Depuis qu'il a 19 ans, Émeric Fisset court la sente. En Asie du Sud-Est ou sous les latitudes boréales, dans les cailloux yéménites et les sous-bois de la verte Europe ; à ski, à traîneau, à vélo, mais surtout à pied, il est parti très loin, a creusé en lui-même et a vécu beaucoup.
De ses rencontres avec les loups, les ours ou les hommes, on a du mal à savoir ce qu'il a le plus apprécié. du moins fait-on semblant d'hésiter. Car à force de les regarder vivre, sans doute s'est-il dit qu'il préférerait ressembler aux deux premiers et s'éloigner des autres, ses congénères. Pour le connaître un peu, je peux témoigner qu'un loup, il en est presque devenu un, à ceci près que, parfois, il se transforme en ours.
De ses équipées, il a rapporté des récits puissants. Jamais d'assistance, pas de téléphone, foin des réseaux, fi du danger. Émeric Fisset marche. Toujours, tout le temps, rustre lettré, aristocrate du sauvage.
Et puis un jour, il a rencontré Julie Boch, professeur et universitaire émérite. de conserve, ils ont beaucoup cheminé avant qu'elle ne disparaisse dramatiquement dans les confins de l'Altaï russe. Mais grâce aux livres, sa mémoire demeure.
Kamtchatka, au paradis des ours et des volcans est le récit d'une marche de six mois, au pied et sur les crêtes des volcans, dans cette ultime péninsule russe, cernée par les flots de la mer de Béring à l'est et ceux de la mer d'Okhotsk à l'ouest. Julie et Émeric ont tenté de voir en profondeur la partie orientale puis méridionale de ce territoire des marches sibériennes, vide d'hommes et d'illusions mais qui fut le théâtre d'épisodes historiques hallucinants. Là-bas, Béring tutoie Lapérouse et Kracheninnikov, et les éleveurs de rennes font place aux géologues surdiplômés et aux gardiens des réserves naturelles.
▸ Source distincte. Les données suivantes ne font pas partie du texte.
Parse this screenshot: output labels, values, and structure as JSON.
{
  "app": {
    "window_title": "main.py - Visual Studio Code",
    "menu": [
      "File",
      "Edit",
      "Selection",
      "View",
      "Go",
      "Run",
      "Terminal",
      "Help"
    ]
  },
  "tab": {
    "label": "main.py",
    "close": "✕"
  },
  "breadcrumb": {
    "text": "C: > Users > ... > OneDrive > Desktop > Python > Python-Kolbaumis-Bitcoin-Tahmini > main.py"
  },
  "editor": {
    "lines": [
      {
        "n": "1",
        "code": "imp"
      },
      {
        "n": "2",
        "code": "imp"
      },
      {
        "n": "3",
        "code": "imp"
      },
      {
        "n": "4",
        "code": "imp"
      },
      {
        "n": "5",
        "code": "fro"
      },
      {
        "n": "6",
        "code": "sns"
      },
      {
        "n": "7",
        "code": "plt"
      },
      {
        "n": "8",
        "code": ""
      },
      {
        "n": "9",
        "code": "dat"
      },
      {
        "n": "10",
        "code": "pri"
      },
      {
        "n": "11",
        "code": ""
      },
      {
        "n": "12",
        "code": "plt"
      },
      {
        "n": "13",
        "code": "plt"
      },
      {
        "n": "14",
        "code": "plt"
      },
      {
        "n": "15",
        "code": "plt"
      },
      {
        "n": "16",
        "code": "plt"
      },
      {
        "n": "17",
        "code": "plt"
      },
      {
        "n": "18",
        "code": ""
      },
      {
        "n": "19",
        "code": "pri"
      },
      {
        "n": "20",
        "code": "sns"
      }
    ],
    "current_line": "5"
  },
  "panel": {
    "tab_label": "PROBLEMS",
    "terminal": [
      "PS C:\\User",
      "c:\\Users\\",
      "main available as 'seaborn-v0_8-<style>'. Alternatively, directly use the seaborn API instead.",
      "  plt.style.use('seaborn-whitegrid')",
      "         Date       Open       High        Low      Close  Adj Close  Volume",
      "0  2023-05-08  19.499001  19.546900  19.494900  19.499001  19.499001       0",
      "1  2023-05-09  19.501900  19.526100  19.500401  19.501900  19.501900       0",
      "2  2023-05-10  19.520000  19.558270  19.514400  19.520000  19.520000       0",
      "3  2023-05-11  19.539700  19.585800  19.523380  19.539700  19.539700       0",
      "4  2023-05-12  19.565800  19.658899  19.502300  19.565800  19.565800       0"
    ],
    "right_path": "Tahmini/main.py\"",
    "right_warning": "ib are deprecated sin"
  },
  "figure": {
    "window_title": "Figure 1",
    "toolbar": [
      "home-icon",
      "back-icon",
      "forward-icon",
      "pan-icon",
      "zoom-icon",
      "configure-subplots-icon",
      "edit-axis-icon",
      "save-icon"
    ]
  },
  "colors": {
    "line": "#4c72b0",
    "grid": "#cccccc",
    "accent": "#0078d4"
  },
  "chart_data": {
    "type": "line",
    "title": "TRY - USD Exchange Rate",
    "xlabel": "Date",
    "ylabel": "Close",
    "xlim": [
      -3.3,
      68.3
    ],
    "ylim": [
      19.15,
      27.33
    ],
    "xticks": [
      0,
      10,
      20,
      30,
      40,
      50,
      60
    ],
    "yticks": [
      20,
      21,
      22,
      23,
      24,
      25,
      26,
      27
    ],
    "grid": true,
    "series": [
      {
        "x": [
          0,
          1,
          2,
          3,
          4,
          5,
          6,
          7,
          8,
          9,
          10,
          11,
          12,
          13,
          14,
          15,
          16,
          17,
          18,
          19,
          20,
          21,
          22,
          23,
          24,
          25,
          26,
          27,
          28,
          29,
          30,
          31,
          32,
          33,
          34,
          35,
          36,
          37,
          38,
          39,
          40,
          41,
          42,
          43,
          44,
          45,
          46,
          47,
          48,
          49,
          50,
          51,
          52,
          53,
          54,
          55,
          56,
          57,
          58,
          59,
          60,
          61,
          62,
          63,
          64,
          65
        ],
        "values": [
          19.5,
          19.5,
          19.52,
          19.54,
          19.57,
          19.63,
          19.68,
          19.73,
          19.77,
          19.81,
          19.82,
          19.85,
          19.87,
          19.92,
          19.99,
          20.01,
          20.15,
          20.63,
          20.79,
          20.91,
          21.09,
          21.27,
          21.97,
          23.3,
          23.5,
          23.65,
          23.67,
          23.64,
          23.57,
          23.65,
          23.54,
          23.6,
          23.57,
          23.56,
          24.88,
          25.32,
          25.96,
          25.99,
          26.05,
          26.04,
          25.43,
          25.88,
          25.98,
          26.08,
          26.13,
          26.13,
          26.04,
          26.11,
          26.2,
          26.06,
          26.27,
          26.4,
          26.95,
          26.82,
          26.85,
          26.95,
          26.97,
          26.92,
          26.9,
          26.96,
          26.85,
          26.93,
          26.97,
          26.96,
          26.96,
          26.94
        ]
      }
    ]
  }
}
Suprêmes sentinelles de toundras inatteignables, sauf à pied.
Dans un style qui leur ressemble : érudit, détaillé et, parfois, disons-le, rêche comme l'andésite, Julie et Émeric parviennent à toujours nous faire frissonner à la vue du centième ours qu'ils croisent, à grelotter sous les pluies torrentielles de ces parages, à rire saouls de vodka et de caviar de saumon, et puis hurler d'exaspération sous les assauts de ces vautours que les entomologistes appellent sans honte moustiques.
On ressort de ce livre conquis par l'accueil délicat mais sans chichis des Russes, les pieds rabotés par la rocaille basaltique, les côtes saillantes d'avoir crevé de faim à marche forcée et rasséréné dans ses lubies.
Julie et Émeric sont partis marcher pour se débarrasser de leurs valeurs, étouffer le bruit de l'orgueil par le martèlement du pas et se rappeler que nous ne sommes que cendres. Des cendres rarement volcaniques.
“Adieu les livres, les poèmes !
Je vais partir, le sac au dos…
Les vagabonds, le vent les aime,
Et de ses chants leur fait cadeau”, comme le dit Sergueï Essenine, qu'ils citent opportunément.